Philippines, Tacloban: des débris jonchent le sol après le passage du typhon Haiyan, la plus grosse catastrophe naturelle de l’année 2013. © AFP PHOTO / TED ALJIBE

Cyclones, sécheresses, inondations… les phénomènes climatiques extrêmes liés aux épisodes d’El Nino vont doubler en fréquence au cours des prochaines décennies si rien n’est fait pour stopper le réchauffement climatique.  C’est la conclusion d’une étude parue dans le journal Nature Climate Change, note The Guardian.
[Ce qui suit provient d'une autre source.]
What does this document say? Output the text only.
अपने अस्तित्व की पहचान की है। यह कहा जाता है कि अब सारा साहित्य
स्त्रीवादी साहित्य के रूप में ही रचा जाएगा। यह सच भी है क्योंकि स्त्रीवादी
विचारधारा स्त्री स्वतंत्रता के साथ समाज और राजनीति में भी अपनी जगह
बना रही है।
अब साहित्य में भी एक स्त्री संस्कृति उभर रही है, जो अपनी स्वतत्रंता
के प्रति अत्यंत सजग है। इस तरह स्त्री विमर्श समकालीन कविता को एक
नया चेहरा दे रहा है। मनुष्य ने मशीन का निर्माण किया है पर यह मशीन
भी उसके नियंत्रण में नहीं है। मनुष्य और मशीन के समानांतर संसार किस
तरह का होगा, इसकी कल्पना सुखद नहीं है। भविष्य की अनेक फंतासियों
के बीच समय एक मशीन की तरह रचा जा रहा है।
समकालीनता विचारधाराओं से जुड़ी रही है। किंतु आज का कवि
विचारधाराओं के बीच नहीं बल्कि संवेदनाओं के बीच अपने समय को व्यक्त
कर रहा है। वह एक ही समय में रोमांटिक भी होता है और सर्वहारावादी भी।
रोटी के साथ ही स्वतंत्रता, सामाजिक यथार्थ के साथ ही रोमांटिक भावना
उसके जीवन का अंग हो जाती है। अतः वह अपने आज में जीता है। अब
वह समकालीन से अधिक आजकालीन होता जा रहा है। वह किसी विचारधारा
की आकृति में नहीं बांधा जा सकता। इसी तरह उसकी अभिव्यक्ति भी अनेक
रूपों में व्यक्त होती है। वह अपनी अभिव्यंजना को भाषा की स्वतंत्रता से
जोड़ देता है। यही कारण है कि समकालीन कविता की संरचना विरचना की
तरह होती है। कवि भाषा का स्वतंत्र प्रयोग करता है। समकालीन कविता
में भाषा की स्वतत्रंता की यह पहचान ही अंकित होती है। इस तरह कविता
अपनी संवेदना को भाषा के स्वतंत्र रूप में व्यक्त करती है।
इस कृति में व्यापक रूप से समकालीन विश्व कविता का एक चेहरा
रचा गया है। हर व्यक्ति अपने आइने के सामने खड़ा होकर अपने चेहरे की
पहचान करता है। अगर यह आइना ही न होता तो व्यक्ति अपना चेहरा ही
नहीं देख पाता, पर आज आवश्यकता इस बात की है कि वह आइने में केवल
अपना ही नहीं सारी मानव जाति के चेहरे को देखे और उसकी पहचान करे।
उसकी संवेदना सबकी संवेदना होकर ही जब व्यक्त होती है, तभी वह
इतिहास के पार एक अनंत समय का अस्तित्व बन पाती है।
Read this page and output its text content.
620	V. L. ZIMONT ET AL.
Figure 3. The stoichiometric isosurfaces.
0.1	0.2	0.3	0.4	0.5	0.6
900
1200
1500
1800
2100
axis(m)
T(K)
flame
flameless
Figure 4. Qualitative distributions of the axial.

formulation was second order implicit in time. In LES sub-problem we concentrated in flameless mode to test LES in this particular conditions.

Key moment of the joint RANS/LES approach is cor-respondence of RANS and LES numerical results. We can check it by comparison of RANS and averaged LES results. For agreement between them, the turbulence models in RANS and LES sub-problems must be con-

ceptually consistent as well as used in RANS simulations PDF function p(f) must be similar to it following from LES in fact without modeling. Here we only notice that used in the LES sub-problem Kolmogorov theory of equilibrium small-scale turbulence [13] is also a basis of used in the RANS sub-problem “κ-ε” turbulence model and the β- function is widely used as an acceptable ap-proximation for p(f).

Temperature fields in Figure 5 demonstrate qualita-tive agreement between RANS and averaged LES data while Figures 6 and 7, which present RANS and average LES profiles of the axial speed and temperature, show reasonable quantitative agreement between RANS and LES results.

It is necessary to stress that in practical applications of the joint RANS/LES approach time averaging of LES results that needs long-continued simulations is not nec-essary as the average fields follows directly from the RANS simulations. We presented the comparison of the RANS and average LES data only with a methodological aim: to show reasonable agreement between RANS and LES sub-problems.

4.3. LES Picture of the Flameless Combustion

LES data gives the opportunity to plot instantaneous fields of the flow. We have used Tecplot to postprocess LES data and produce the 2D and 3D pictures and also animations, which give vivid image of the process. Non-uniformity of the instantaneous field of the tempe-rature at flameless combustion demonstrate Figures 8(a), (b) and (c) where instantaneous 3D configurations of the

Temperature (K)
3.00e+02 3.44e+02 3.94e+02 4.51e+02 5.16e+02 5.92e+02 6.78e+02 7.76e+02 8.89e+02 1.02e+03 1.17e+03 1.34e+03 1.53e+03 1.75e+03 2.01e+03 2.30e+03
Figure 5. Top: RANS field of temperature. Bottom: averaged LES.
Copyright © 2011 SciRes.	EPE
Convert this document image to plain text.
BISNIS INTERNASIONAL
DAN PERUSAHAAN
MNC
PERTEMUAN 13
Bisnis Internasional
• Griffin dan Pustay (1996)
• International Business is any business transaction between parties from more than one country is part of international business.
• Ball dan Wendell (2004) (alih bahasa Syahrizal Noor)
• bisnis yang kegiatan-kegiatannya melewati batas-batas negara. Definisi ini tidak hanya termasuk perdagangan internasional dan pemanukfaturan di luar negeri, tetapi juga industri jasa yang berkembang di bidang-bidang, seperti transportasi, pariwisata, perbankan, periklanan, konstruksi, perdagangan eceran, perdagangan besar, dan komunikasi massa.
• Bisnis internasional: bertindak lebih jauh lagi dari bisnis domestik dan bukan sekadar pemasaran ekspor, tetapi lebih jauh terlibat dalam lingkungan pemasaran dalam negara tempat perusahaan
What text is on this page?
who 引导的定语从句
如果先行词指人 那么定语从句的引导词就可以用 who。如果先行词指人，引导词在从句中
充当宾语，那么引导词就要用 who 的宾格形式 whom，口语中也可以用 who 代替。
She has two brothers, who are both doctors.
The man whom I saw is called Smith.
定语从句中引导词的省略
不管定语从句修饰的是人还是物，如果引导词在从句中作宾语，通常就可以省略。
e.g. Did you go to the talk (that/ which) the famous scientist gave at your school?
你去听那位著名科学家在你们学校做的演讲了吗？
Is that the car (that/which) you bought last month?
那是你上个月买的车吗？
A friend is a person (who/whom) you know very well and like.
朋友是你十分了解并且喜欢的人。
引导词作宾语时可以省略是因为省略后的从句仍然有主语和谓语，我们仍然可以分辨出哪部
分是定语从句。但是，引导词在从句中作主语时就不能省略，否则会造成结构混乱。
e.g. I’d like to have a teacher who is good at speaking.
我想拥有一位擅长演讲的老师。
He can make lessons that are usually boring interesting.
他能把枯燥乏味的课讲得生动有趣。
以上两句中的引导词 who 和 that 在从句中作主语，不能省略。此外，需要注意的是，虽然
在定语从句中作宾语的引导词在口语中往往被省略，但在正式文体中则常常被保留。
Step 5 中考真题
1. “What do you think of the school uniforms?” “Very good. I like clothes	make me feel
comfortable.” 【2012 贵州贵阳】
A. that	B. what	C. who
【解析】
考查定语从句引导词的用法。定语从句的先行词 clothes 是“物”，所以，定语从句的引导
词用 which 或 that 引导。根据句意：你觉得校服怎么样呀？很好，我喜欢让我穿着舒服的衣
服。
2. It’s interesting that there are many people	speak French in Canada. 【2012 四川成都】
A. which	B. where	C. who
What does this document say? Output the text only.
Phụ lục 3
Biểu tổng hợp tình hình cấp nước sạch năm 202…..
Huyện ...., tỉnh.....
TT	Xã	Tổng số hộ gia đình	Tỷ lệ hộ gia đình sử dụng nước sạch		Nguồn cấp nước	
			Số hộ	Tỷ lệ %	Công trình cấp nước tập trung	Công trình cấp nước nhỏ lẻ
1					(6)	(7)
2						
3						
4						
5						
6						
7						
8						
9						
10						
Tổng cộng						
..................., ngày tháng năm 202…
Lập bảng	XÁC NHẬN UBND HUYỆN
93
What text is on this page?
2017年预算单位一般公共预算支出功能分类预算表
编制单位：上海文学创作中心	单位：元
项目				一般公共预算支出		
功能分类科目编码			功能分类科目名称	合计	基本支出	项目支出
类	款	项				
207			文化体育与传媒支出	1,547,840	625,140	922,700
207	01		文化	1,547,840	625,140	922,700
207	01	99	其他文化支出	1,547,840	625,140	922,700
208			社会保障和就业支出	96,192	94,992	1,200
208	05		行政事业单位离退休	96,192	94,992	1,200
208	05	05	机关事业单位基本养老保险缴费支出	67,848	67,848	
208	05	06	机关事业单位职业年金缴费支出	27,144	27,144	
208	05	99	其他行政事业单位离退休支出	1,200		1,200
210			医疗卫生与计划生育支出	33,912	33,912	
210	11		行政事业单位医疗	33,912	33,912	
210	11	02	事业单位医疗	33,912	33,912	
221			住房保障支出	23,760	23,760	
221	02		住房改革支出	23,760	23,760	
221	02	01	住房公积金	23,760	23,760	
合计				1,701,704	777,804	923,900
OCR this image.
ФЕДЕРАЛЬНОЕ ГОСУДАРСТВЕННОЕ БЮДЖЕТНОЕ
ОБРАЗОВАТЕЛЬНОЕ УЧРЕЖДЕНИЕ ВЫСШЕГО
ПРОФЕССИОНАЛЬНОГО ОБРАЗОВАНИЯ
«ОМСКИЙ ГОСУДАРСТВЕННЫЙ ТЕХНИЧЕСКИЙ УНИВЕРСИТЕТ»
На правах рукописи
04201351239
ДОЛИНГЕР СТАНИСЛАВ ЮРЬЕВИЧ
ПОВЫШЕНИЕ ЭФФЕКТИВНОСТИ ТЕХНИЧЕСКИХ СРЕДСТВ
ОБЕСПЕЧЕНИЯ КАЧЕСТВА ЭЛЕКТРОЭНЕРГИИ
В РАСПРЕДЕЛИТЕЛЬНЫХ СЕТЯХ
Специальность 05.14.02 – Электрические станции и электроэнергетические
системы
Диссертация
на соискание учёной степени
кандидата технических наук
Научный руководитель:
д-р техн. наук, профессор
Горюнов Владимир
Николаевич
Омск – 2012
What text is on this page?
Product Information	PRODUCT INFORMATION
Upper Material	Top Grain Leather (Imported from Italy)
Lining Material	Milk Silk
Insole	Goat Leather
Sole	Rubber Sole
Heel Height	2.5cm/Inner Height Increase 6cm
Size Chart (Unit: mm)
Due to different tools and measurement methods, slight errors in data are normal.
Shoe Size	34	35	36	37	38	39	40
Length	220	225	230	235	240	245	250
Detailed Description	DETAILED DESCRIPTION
El Nino est un phénomène climatique naturel qui a lieu lorsque la température des eaux du Pacifique augmente modifiant les profils de précipitations dans cette région du globe, avec des répercussions sur toute la planète. Le dernier épisode extrême d’El Nino a eu lieu en 1997-98. Il est à l’origine de l’année la plus chaude jamais enregistrée. Les inondations, cyclones, sécheresses et feux de forêts qui ont suivi ont tué près de 23 000 personnes et engendré 25 à 34 milliards d’euros de dégâts.

Si rien n’est fait pour stopper les émissions actuelles de gaz carboniques et l’augmentation des températures qui leur sont associées, la fréquence de ces phénomènes climatiques extrêmes va doubler au cours des 100 prochaines années, pour atteindre un par décennie. Selon le professeur Mat Collins, de l’Université d’Exeter, qui a participé à ces travaux, « c’est un résultat inattendu car nous pensions que le phénomène d’El Nino était indépendant du réchauffement climatique. » «  Les pluies tropicales affectées par El Nino ont un impact drastique sur le climat du monde… l’influence de cette découverte sur l’Homme est considérable », poursuit-il.